Sex-specific alterations in emotional behavior and neurotransmitter systems in LPA1 receptor-deficient mice.
Neuropharmacology
Laura Sánchez-Marín, Violeta Jiménez-Castilla, María Flores-López +7 more
Lysophosphatidic acid (LPA) and the endocannabinoid system (ECS) are critical lipid signaling pathways involved in emotional regulation and behavior. Despite their interconnected roles and shared metabolic pathways, the specific contributions of LPA signaling through the LPA1 receptor to stress-related disorders remain poorly understood. This study investigates the effects of LPA1 receptor deficiency on emotional behavior and neurotransmitter-related gene expression, with a focus on sex-specific differences, using maLPA1-null mice of both sexes.

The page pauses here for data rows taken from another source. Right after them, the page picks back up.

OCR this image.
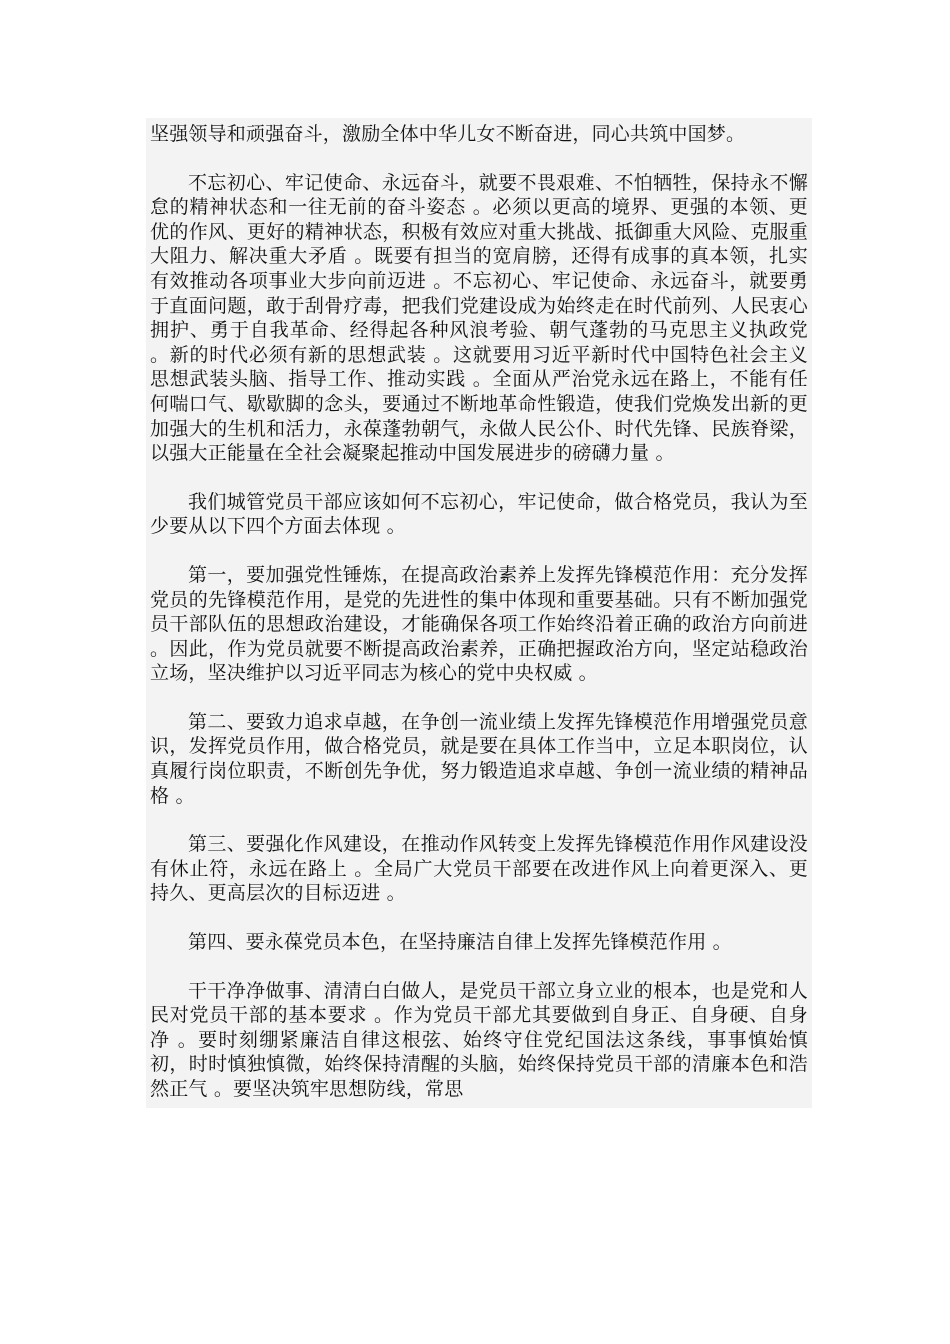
坚强领导和顽强奋斗，激励全体中华儿女不断奋进，同心共筑中国梦。

不忘初心、牢记使命、永远奋斗，就要不畏艰难、不怕牺牲，保持永不懈怠的精神状态和一往无前的奋斗姿态 。必须以更高的境界、更强的本领、更优的作风、更好的精神状态，积极有效应对重大挑战、抵御重大风险、克服重大阻力、解决重大矛盾 。既要有担当的宽肩膀，还得有成事的真本领，扎实有效推动各项事业大步向前迈进 。不忘初心、牢记使命、永远奋斗，就要勇于直面问题，敢于刮骨疗毒，把我们党建设成为始终走在时代前列、人民衷心拥护、勇于自我革命、经得起各种风浪考验、朝气蓬勃的马克思主义执政党 。新的时代必须有新的思想武装 。这就要用习近平新时代中国特色社会主义思想武装头脑、指导工作、推动实践 。全面从严治党永远在路上，不能有任何喘口气、歇歇脚的念头，要通过不断地革命性锻造，使我们党焕发出新的更加强大的生机和活力，永葆蓬勃朝气，永做人民公仆、时代先锋、民族脊梁，以强大正能量在全社会凝聚起推动中国发展进步的磅礴力量 。

我们城管党员干部应该如何不忘初心，牢记使命，做合格党员，我认为至少要从以下四个方面去体现 。

第一，要加强党性锤炼，在提高政治素养上发挥先锋模范作用：充分发挥党员的先锋模范作用，是党的先进性的集中体现和重要基础。只有不断加强党员干部队伍的思想政治建设，才能确保各项工作始终沿着正确的政治方向前进 。因此，作为党员就要不断提高政治素养，正确把握政治方向，坚定站稳政治立场，坚决维护以习近平同志为核心的党中央权威 。

第二、要致力追求卓越，在争创一流业绩上发挥先锋模范作用增强党员意识，发挥党员作用，做合格党员，就是要在具体工作当中，立足本职岗位，认真履行岗位职责，不断创先争优，努力锻造追求卓越、争创一流业绩的精神品格 。

第三、要强化作风建设，在推动作风转变上发挥先锋模范作用作风建设没有休止符，永远在路上 。全局广大党员干部要在改进作风上向着更深入、更持久、更高层次的目标迈进 。

第四、要永葆党员本色，在坚持廉洁自律上发挥先锋模范作用 。

干干净净做事、清清白白做人，是党员干部立身立业的根本，也是党和人民对党员干部的基本要求 。作为党员干部尤其要做到自身正、自身硬、自身净 。要时刻绷紧廉洁自律这根弦、始终守住党纪国法这条线，事事慎始慎初，时时慎独慎微，始终保持清醒的头脑，始终保持党员干部的清廉本色和浩然正气 。要坚决筑牢思想防线，常思
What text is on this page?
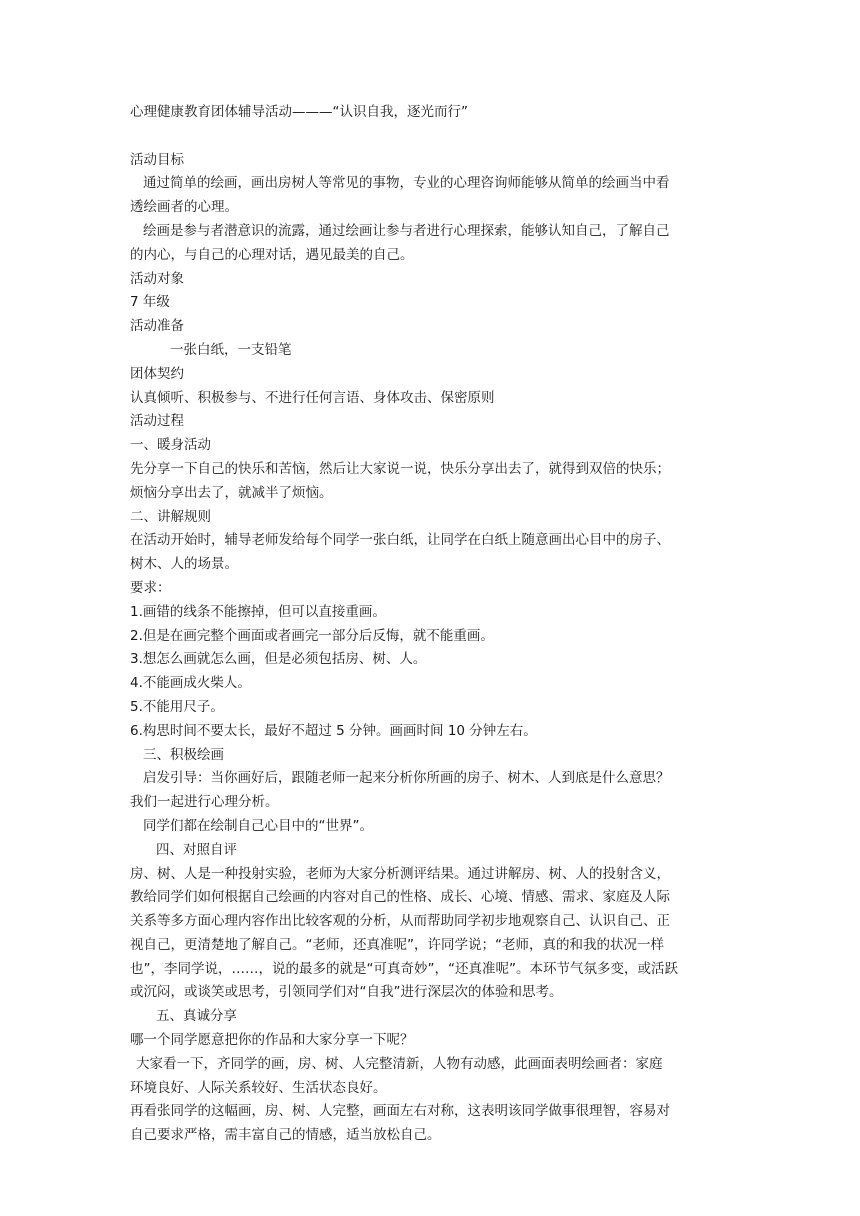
心理健康教育团体辅导活动———“认识自我，逐光而行”

活动目标

通过简单的绘画，画出房树人等常见的事物，专业的心理咨询师能够从简单的绘画当中看

透绘画者的心理。

绘画是参与者潜意识的流露，通过绘画让参与者进行心理探索，能够认知自己，了解自己

的内心，与自己的心理对话，遇见最美的自己。

活动对象

7 年级

活动准备

一张白纸，一支铅笔

团体契约

认真倾听、积极参与、不进行任何言语、身体攻击、保密原则

活动过程

一、暖身活动

先分享一下自己的快乐和苦恼，然后让大家说一说，快乐分享出去了，就得到双倍的快乐；

烦恼分享出去了，就减半了烦恼。

二、讲解规则

在活动开始时，辅导老师发给每个同学一张白纸，让同学在白纸上随意画出心目中的房子、

树木、人的场景。

要求：

1.画错的线条不能擦掉，但可以直接重画。

2.但是在画完整个画面或者画完一部分后反悔，就不能重画。

3.想怎么画就怎么画，但是必须包括房、树、人。

4.不能画成火柴人。

5.不能用尺子。

6.构思时间不要太长，最好不超过 5 分钟。画画时间 10 分钟左右。

三、积极绘画

启发引导：当你画好后，跟随老师一起来分析你所画的房子、树木、人到底是什么意思？

我们一起进行心理分析。

同学们都在绘制自己心目中的“世界”。

四、对照自评

房、树、人是一种投射实验，老师为大家分析测评结果。通过讲解房、树、人的投射含义，

教给同学们如何根据自己绘画的内容对自己的性格、成长、心境、情感、需求、家庭及人际

关系等多方面心理内容作出比较客观的分析，从而帮助同学初步地观察自己、认识自己、正

视自己，更清楚地了解自己。“老师，还真准呢”，许同学说；“老师，真的和我的状况一样

也”，李同学说，……，说的最多的就是“可真奇妙”，“还真准呢”。本环节气氛多变，或活跃

或沉闷，或谈笑或思考，引领同学们对“自我”进行深层次的体验和思考。

五、真诚分享

哪一个同学愿意把你的作品和大家分享一下呢？

大家看一下，齐同学的画，房、树、人完整清新，人物有动感，此画面表明绘画者：家庭

环境良好、人际关系较好、生活状态良好。

再看张同学的这幅画，房、树、人完整，画面左右对称，这表明该同学做事很理智，容易对

自己要求严格，需丰富自己的情感，适当放松自己。
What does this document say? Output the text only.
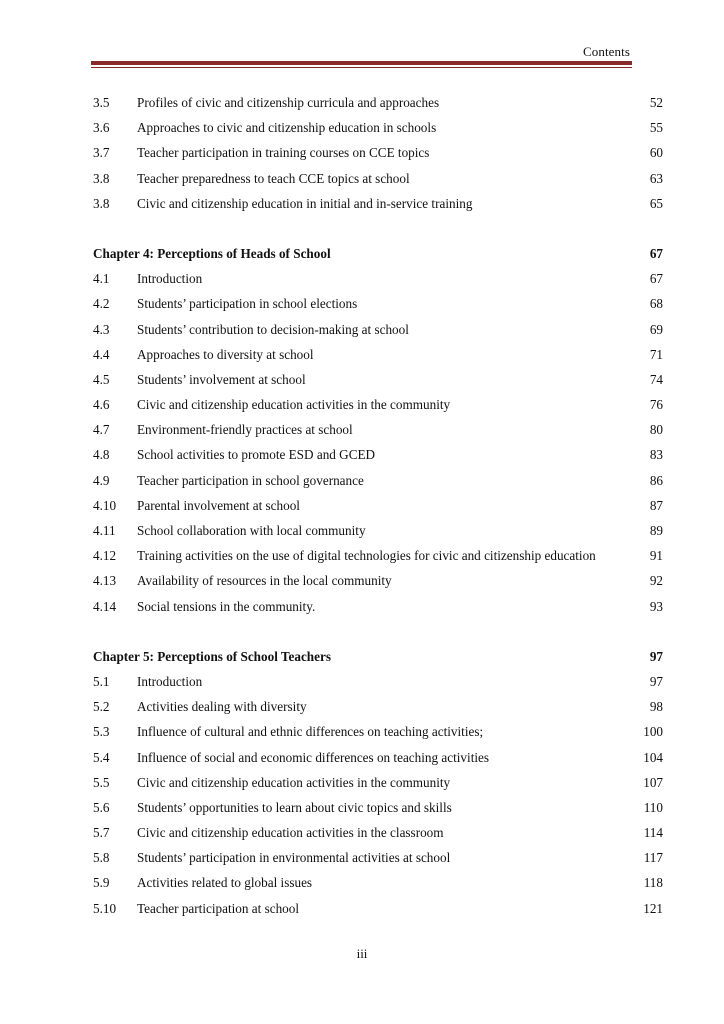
Contents
3.5 Profiles of civic and citizenship curricula and approaches	52
3.6 Approaches to civic and citizenship education in schools	55
3.7 Teacher participation in training courses on CCE topics	60
3.8 Teacher preparedness to teach CCE topics at school	63
3.8 Civic and citizenship education in initial and in-service training	65
Chapter 4: Perceptions of Heads of School	67
4.1 Introduction	67
4.2 Students’ participation in school elections	68
4.3 Students’ contribution to decision-making at school	69
4.4 Approaches to diversity at school	71
4.5 Students’ involvement at school	74
4.6 Civic and citizenship education activities in the community	76
4.7 Environment-friendly practices at school	80
4.8 School activities to promote ESD and GCED	83
4.9 Teacher participation in school governance	86
4.10 Parental involvement at school	87
4.11 School collaboration with local community	89
4.12 Training activities on the use of digital technologies for civic and citizenship education	91
4.13 Availability of resources in the local community	92
4.14 Social tensions in the community.	93
Chapter 5: Perceptions of School Teachers	97
5.1 Introduction	97
5.2 Activities dealing with diversity	98
5.3 Influence of cultural and ethnic differences on teaching activities;	100
5.4 Influence of social and economic differences on teaching activities	104
5.5 Civic and citizenship education activities in the community	107
5.6 Students’ opportunities to learn about civic topics and skills	110
5.7 Civic and citizenship education activities in the classroom	114
5.8 Students’ participation in environmental activities at school	117
5.9 Activities related to global issues	118
5.10 Teacher participation at school	121
iii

We hypothesized LPA1 receptor loss disrupts the interplay between LPA and the endocannabinoid 2-arachidonoylglycerol (2-AG) signaling, resulting in distinct behavioral and molecular alterations. maLPA1-null mice exhibited increased anxiety-like behaviors and altered stress-coping responses compared to wild-type counterparts, with more pronounced effects observed in females. Female mice also displayed higher corticosterone levels, though no genotype-related differences were observed. Plasma analyses revealed elevated LPA levels in maLPA1-null mice, suggesting a compensatory mechanism, and reduced 2-AG levels, indicating impaired ECS signaling. Gene expression profiling in the amygdala and medial prefrontal cortex showed significant alterations in the gene expression of key components of LPA and 2-AG signaling pathways, as well as neuropeptide systems such as corticotropin-releasing hormone (CRH) and neuropeptide Y (NPY). Glutamatergic signaling components also exhibited sex-specific variations. These findings suggest that LPA1 receptor deficiency impacts behavioral response and disrupts sex-specific neurotransmitter signaling, emphasizing the importance of LPA-ECS crosstalk in emotional regulation. This study provides insights into the molecular mechanisms underlying stress-related disorders such as depression and anxiety, which may inform the development of sex-specific therapeutic approaches.